If the test is reliable, we can detect movement pattern changes from injury prevention training, and also the enhancement on their knee controls. The knee biomechanical measurements can be reliably produced from the vertical drop jump task.34, 35, 36, 37 The ultimate results of the movement screening task is injury risk, which indicates that the reliability of predicting injury is more important than the biomechanical variables themselves. However, none of the reliability studies used injury risk as a measurable outcome. The reliability of the task has yet been fully investigated, and it should be established based on injury case. Nevertheless, it is difficult to carry out a large scale prospective cohort, which costs a high amount of resources, to study reliability. Therefore, the breakthrough of reliability concept is needed for movement screening task.
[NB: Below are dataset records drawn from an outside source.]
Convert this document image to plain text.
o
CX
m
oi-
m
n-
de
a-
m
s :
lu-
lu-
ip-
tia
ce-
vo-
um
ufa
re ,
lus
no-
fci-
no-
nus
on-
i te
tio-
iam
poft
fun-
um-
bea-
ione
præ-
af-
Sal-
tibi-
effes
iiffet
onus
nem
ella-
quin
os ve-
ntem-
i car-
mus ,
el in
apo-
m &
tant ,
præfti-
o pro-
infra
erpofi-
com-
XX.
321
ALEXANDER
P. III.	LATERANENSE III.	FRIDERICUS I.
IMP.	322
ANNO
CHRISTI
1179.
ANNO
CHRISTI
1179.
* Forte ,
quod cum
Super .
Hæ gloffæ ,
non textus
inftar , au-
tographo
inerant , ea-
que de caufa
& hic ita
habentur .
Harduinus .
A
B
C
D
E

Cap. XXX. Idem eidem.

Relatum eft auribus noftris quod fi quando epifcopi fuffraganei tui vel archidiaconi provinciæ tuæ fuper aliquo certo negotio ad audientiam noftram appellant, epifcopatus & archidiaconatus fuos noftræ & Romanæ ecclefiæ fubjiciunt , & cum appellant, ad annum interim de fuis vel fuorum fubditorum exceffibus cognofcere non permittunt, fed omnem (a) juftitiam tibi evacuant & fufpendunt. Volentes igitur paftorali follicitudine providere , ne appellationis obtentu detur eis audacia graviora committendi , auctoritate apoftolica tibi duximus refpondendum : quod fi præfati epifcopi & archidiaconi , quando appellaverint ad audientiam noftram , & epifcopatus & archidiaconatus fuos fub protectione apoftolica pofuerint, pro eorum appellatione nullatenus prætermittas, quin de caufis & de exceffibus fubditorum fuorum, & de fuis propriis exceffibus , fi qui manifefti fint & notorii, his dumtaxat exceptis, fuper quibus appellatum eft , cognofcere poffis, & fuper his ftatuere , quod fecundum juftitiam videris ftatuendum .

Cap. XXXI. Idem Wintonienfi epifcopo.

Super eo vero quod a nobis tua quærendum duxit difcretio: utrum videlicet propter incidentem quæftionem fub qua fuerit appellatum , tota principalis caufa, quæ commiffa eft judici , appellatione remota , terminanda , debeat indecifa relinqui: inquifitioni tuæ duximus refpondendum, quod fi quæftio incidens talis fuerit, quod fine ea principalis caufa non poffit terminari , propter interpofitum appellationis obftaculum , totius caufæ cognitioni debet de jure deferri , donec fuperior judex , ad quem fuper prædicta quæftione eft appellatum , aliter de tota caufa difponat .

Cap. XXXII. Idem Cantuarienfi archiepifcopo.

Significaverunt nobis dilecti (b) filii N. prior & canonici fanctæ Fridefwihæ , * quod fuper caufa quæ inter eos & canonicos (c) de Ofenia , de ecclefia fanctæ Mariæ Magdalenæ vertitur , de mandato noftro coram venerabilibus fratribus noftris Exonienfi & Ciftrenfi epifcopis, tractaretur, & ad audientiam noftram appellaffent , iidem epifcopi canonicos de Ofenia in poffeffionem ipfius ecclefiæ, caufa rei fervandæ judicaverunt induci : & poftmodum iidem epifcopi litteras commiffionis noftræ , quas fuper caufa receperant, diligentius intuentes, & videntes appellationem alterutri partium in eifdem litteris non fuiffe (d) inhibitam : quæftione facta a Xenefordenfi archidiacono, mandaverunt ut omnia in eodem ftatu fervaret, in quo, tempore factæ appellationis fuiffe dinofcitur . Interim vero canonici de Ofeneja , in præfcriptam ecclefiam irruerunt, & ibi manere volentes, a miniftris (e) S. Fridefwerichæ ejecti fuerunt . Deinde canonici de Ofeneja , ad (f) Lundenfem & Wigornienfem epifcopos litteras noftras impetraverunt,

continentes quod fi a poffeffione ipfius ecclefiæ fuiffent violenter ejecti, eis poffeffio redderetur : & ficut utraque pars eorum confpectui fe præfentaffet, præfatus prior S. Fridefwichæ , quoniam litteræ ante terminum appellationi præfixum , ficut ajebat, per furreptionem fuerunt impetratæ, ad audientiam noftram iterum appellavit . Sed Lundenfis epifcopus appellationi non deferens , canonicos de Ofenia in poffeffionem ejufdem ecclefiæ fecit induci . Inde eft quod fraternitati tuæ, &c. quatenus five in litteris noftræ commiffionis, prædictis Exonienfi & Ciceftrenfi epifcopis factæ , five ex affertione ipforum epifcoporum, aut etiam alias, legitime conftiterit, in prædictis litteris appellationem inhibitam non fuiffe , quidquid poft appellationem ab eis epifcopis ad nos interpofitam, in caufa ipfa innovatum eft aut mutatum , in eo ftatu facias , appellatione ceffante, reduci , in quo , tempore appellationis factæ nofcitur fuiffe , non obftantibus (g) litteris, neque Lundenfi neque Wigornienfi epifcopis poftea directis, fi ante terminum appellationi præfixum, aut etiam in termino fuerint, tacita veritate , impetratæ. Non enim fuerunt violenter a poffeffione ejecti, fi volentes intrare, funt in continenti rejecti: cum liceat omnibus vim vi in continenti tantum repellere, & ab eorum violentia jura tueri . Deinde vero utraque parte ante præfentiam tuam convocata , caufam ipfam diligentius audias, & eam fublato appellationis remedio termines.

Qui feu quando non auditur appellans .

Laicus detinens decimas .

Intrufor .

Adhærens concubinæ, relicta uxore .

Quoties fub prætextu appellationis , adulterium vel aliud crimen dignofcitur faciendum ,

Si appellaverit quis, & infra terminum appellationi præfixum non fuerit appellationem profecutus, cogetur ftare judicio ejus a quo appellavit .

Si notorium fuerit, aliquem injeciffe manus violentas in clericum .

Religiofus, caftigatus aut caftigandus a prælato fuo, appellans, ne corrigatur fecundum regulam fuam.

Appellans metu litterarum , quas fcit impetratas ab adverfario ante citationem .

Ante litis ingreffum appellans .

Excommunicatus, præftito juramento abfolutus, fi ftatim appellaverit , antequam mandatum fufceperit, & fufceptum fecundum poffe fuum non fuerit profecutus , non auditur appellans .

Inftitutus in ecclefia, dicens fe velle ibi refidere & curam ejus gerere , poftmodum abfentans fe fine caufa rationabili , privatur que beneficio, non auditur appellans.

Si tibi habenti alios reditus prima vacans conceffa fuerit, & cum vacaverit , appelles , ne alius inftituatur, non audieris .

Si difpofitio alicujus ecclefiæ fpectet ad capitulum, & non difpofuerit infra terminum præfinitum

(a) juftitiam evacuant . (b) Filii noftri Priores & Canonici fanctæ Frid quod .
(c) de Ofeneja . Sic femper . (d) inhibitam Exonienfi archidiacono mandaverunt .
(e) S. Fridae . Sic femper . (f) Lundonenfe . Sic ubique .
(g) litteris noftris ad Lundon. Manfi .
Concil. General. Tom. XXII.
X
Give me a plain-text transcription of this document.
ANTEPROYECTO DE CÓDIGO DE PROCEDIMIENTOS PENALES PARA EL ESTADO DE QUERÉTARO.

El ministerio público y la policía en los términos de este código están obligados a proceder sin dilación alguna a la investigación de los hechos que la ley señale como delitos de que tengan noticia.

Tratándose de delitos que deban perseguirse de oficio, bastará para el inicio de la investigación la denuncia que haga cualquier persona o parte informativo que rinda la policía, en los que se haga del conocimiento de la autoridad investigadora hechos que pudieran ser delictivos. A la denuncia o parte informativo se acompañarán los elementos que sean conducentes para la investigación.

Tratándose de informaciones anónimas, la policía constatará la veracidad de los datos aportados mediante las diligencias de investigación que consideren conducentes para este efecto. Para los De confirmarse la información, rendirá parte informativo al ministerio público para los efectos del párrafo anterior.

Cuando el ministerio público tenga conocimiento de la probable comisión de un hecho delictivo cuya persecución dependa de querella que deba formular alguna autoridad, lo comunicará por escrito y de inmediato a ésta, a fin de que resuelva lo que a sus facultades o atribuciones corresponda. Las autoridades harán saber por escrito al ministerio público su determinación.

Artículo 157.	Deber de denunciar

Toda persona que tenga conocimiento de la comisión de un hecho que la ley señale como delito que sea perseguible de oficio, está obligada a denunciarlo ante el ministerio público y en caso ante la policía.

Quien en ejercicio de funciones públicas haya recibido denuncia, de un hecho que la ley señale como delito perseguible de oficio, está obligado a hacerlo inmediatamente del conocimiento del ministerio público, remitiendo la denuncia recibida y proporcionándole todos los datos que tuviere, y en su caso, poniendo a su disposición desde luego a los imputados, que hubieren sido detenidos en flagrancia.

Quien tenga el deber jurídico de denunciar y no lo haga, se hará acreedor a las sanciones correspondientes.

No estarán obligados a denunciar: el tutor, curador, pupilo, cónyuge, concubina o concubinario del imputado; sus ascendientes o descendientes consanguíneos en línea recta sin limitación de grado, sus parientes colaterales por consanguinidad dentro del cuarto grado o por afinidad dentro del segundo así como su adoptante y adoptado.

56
The movement task has to be well-standardized with consistent intensity and stimulation. Virtual reality has great potential since athletes can be stimulated with pre-programmed scenarios. At the other end of movement detection, we need a breakthrough on the technology on measuring the knee biomechanics. It is well-known that the soft-tissue artifact has limited the validity of knee biomechanical measurements from the skin-marker-based motion analysis.38 The incapability of measuring the true knee valgus and rotation hampered the usefulness of movement task's results. Lastly, muscle activation during movement task has never been investigated in large scale prospective cohort studies, while only pilot data were available.39 The uninvestigated area of movement patterns in combination with muscle activations could provide a better understanding of ACL injury.
Summary
This article discusses the validity issue of movement screening task in predicting ACL injury risk, using vertical drop jump as an example. Measurement of movement patterns can still be valuable to detect important associations between knee biomechanics and ACL injury, which can help develop better injury prevention programmes. The use of ACL biomechanical risk model should shift to a role of evaluating the ACL injury prevention interventions, rather than aiming to identify high risk athlete. Ultimately, we hope the further development of movement task into clinical practice will be able to assess the effectiveness of injury prevention measures.
Conflicts of interest
The authors have no conflicts of interest relevant to this article to declare.
Funding/support
No financial or material support of any kind was received for the work described in this article.
Acknowledgements
The authors thank Dr. Tron Krosshaug of the Oslo Sports Trauma Research Center for proof-reading and valuable discussion.